子供たちと女の子を救出した幸村と佐助、詳しい話を聞くため幸村と佐助は女の子に話を聞くこととなった。しかし、その話は幸村と佐助を困惑させるものばかりであった。
まず幸村が驚いたのはこの大陸は日ノ本ではないということであった、それに幸村と佐助は自分たちはあの銅鏡のせいで別の大陸に飛ばされたと考えた、しかし、その考えも次の女の子言葉で否定される。
今この大陸には黄巾党と呼ばれる大規模な盗賊の集団が存在するという、自分たちの村もその黄巾党の分隊の一つが襲いこの有様となってしまったとのこと、勿論この話に幸村は憤慨しその分隊を殲滅するため飛び出そうとしたがそれに佐助が待ったをかける。

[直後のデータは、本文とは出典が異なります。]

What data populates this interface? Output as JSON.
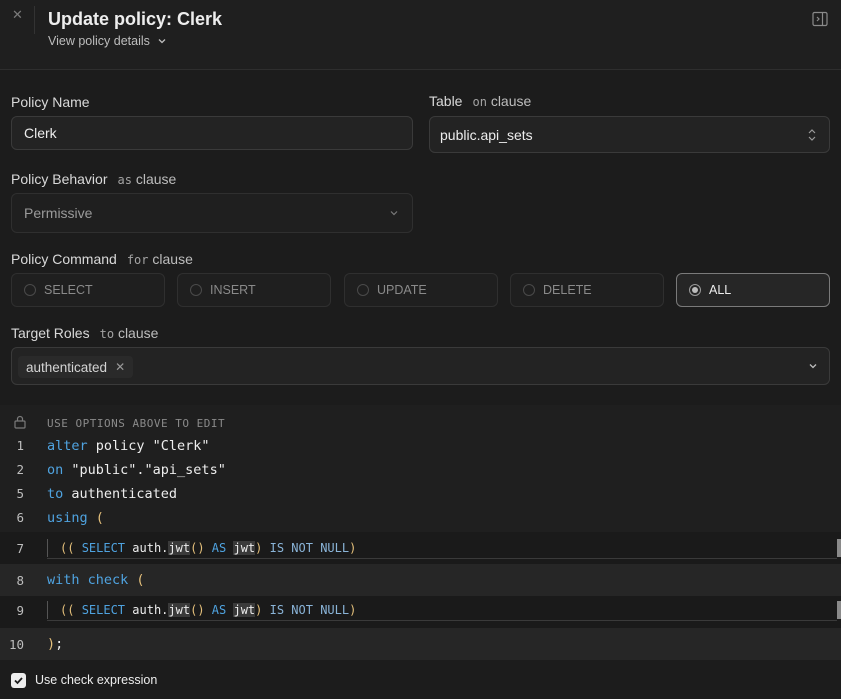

佐助の話によると親方様である武田信玄が以前読んでいた本に先程の黄巾党の名が登場しており、その黄巾党は過去に確かに存在した集団であることを佐助は思い出し幸村に伝える。しかもその黄巾党がいたのは日ノ本ではなく別の大陸の話とのこと、以上の話を踏まえ佐助が出した結論は自分たちは別の大陸に飛ばされただけでなく過去に飛ばされた可能性があることであった。
「てな感じなんだけど、大将どうするんだい甲斐に戻る方法を探すにもこんな状態のうえに手掛かり一つないぜ?あの時の銅鏡もないし」
「•••佐助よ」
「ん、どうした大将?」
「佐助はどう思うのだこの惨状を」
幸村は焼き払われた村を見て言った、因みに子供たちと女の子は比較的被害が軽かった小屋で休んでいる佐助の分身が近くにいるので余程の事が無ければ問題ないであろう。
「酷いよねこれは•••でも俺様たちはこの大陸、ましてやこの時代の人間じゃない。この時代の事はこの時代の奴等がなんとかするべきだと俺様は思うんだけど。大将は違うみたいだね」
佐助の言葉を聴き幸村はゆっくりとしかし力強く頷いた。
「某は戦う力を持っておる、しかし、あの子達は持ってはおらぬならば某は力を持たぬ者に代わりこの二槍を振るう、人は城、人は石垣、人は堀。情けは味方、仇は敵なり。人が居てこその国。にも関わらず黄巾党を野放しにしている漢王朝に代わり某が黄巾党を討つ!!」
幸村の言葉に佐助は唖然とする、しかし、これが本来の幸村だ。無茶苦茶ではあるがそこには確かに強い意思強い信念が篭っている。猪突猛進の若虎である。しかし、南の最果ての鬼島津に会いに行くため無茶な強行軍は流石にやり過ぎではあったが。
「はぁ〜、大将がそう言い出すと聞かないからね。わかったよ大将着いてくよ俺は。」
そうなると二人の行動は早かったまず手始めにこの村を襲った黄巾党の分隊を探す事にした、村にいた子供たちと女の子の証言で黄巾党の分隊は官軍が使っていた砦が近くにあるのでそこではないかということであった。
大まかな位置と場所を聞くと二人は砦へと向かう、しかし、当然子供たちと女の子に止められるたった二人で黄巾党の分隊を相手にしようとしているからである。常識的に考えると無謀としか言えない二人の行動に子供たちと女の子は難色を示す。しかし、この子たちは知らない、目の前にいる二人の武に常識など無意味である事に。
必死に二人を引き止めようとする女の子に幸村は穏やかな口調で語り出す。
「心配は無用でごさる、この幸村必ずや村を襲った黄巾党を討ち果たし連れ去られた者達を必ずや連れ戻すと約束仕様ぞ」
無理に決まっているたった二人であの数を相手にするなんて不可能だ、しかし何故であろうか、目の前のこの二人ならなんとかしてしまいそうなそんな予感が。